No es recomendable entonces utilizar calefactores portátiles de combustión abierta sin caño, ya sean a gas o a kerosene, pues tiene el grave inconveniente de entregar el agua en forma de vapor invisible en el interior, la que es importante ¡entre ½ y 1 litro de agua por cada hora!, provocando además contaminación intra-domiciliaria.

El agua – en estado de vapor invisible – así desprendida, migra por el aire interior hasta hacer contacto con las caras internas de los muros exteriores. Si estos muros están fríos, debido a un aislamiento térmico deficiente o una temperatura ambiental interior por debajo de la de confort ya indicada, el vapor de agua condensa y la condensación humedece las superficies lo que provoca el crecimiento de hongos microscópicos, de color verdoso o negruzco, vectores favorables a albergar los virus que provocan los resfríos y las gripes. Esta proliferación de hogos es mayor en los rincones superiores de encuentro entre dos muros ortogonales y el cielo falso.

Esta humedad condensada y casi invisible hace creer, a no pocas personas, que ella se debe a que “los muros se pasan”, es decir, que el agua de lluvia que moja el estuco exterior de un muro de albañilería de ladrillo o de hormigón armado, pasa de algún modo hacia el interior. Normalmente, en edificaciones bien construidas no es así, sino que sucede el fenómeno detallado en el parágrafo anterior. No quiero decir que no existan casas o edificios de departamentos que, por diseños constructivos deficientes o estar mal construidos, con muros que permitan la infiltración de agua desde el exterior por fisuras o porosidad; si fuese así ello es fácilmente detectable. Acá funcionan las leyes de la química y de la física, ciencias muy útiles y simpáticas que debemos respetar. (Para ello nos las enseñaron los maestros de nuestros queridos, extrañados y entrañables liceos fiscales y colegios particulares de antaño).

También podemos usar las llamadas técnicamente “bombas de calor”, es decir los equipos de aire acondicionado tipo “Split”, reversibles frío/calor, en modo calor en invierno.
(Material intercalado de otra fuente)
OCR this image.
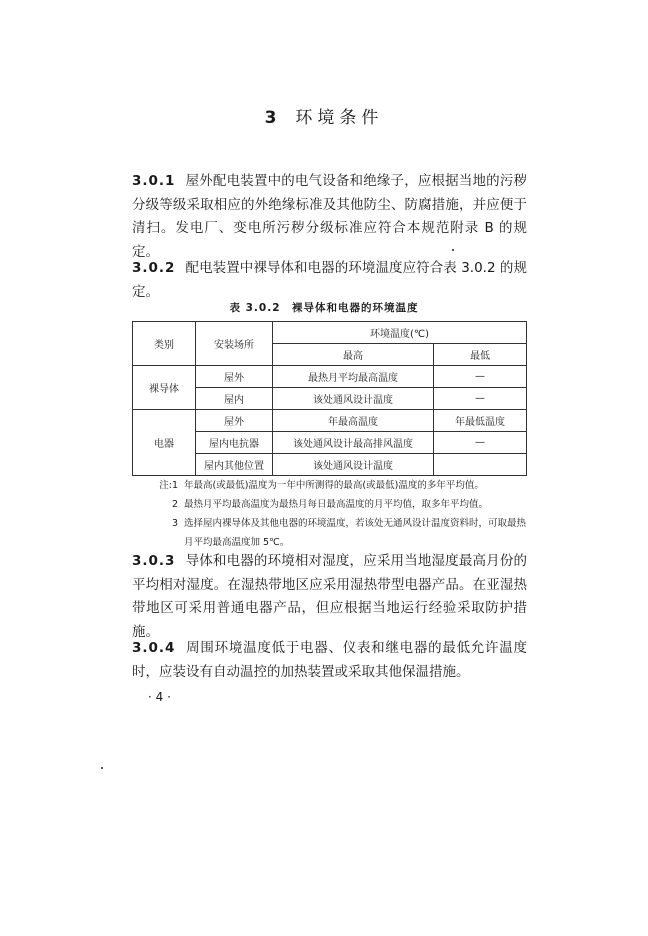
3 环境条件
3.0.1 屋外配电装置中的电气设备和绝缘子，应根据当地的污秽分级等级采取相应的外绝缘标准及其他防尘、防腐措施，并应便于清扫。发电厂、变电所污秽分级标准应符合本规范附录 B 的规定。
3.0.2 配电装置中裸导体和电器的环境温度应符合表 3.0.2 的规定。
表 3.0.2　裸导体和电器的环境温度
类别	安装场所	环境温度(℃)	
		最高	最低
裸导体	屋外	最热月平均最高温度	—
	屋内	该处通风设计温度	—
电器	屋外	年最高温度	年最低温度
	屋内电抗器	该处通风设计最高排风温度	—
	屋内其他位置	该处通风设计温度	
注:1 年最高(或最低)温度为一年中所测得的最高(或最低)温度的多年平均值。
2 最热月平均最高温度为最热月每日最高温度的月平均值，取多年平均值。
3 选择屋内裸导体及其他电器的环境温度，若该处无通风设计温度资料时，可取最热月平均最高温度加 5℃。
3.0.3 导体和电器的环境相对湿度，应采用当地湿度最高月份的平均相对湿度。在湿热带地区应采用湿热带型电器产品。在亚湿热带地区可采用普通电器产品，但应根据当地运行经验采取防护措施。
3.0.4 周围环境温度低于电器、仪表和继电器的最低允许温度时，应装设有自动温控的加热装置或采取其他保温措施。
· 4 ·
Son muy económicos y recomendables por su alta eficiencia energética, pues “multiplican la energía eléctrica que absorben de la red por cuatro”. Es decir una potencia equivalente de 1kW produce una potencia calórica de 4 kW.

Es muy importante recordar que se deben sellar las rendijas existentes e intersticios que pueden haber en puertas y ventanas con burletes auto-adhesivos para evitar las infiltraciones de aire frío, las que en días ventosos pueden provocar una pérdida de calor mayor que la producida por transmisión por muros, ventanas y techo.
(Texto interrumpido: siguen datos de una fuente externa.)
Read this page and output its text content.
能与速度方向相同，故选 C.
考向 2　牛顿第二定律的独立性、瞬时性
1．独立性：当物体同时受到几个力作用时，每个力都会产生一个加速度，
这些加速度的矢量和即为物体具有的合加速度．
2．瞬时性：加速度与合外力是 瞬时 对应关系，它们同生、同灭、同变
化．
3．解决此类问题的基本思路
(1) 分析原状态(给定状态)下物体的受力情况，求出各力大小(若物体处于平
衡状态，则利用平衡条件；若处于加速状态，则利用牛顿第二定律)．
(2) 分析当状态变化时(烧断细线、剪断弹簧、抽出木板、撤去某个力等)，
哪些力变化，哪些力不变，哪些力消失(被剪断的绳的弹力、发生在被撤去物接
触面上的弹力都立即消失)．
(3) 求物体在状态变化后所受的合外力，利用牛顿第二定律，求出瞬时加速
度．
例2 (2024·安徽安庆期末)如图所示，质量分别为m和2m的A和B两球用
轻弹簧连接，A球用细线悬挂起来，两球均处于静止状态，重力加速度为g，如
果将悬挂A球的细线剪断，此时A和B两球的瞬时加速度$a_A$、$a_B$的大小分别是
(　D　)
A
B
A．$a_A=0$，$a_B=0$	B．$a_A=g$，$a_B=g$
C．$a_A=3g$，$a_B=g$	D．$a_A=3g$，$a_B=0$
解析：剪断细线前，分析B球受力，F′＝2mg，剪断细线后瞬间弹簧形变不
“El gasto energético en calefacción es importante –  hasta el 50% del consumo en el hogar – y por cada grado que se suba la temperatura, el gasto aumentará un 7%. La temperatura de confort en invierno es entre los 19 y 21 grados centígrados, y durante la noche basta con que los dormitorios estén entre 15 y 17º, según indica el Instituto para la Diversificación y el Ahorro de la Energía (IDAE), España”.

Por último, un par de consejos útiles:

  • Para ventilar completamente una habitación es suficiente con abrir las ventanas 10 minutos para renovar el aire.
  • Cierre persianas y cortinas por la noche: evitará importantes pérdidas de calor.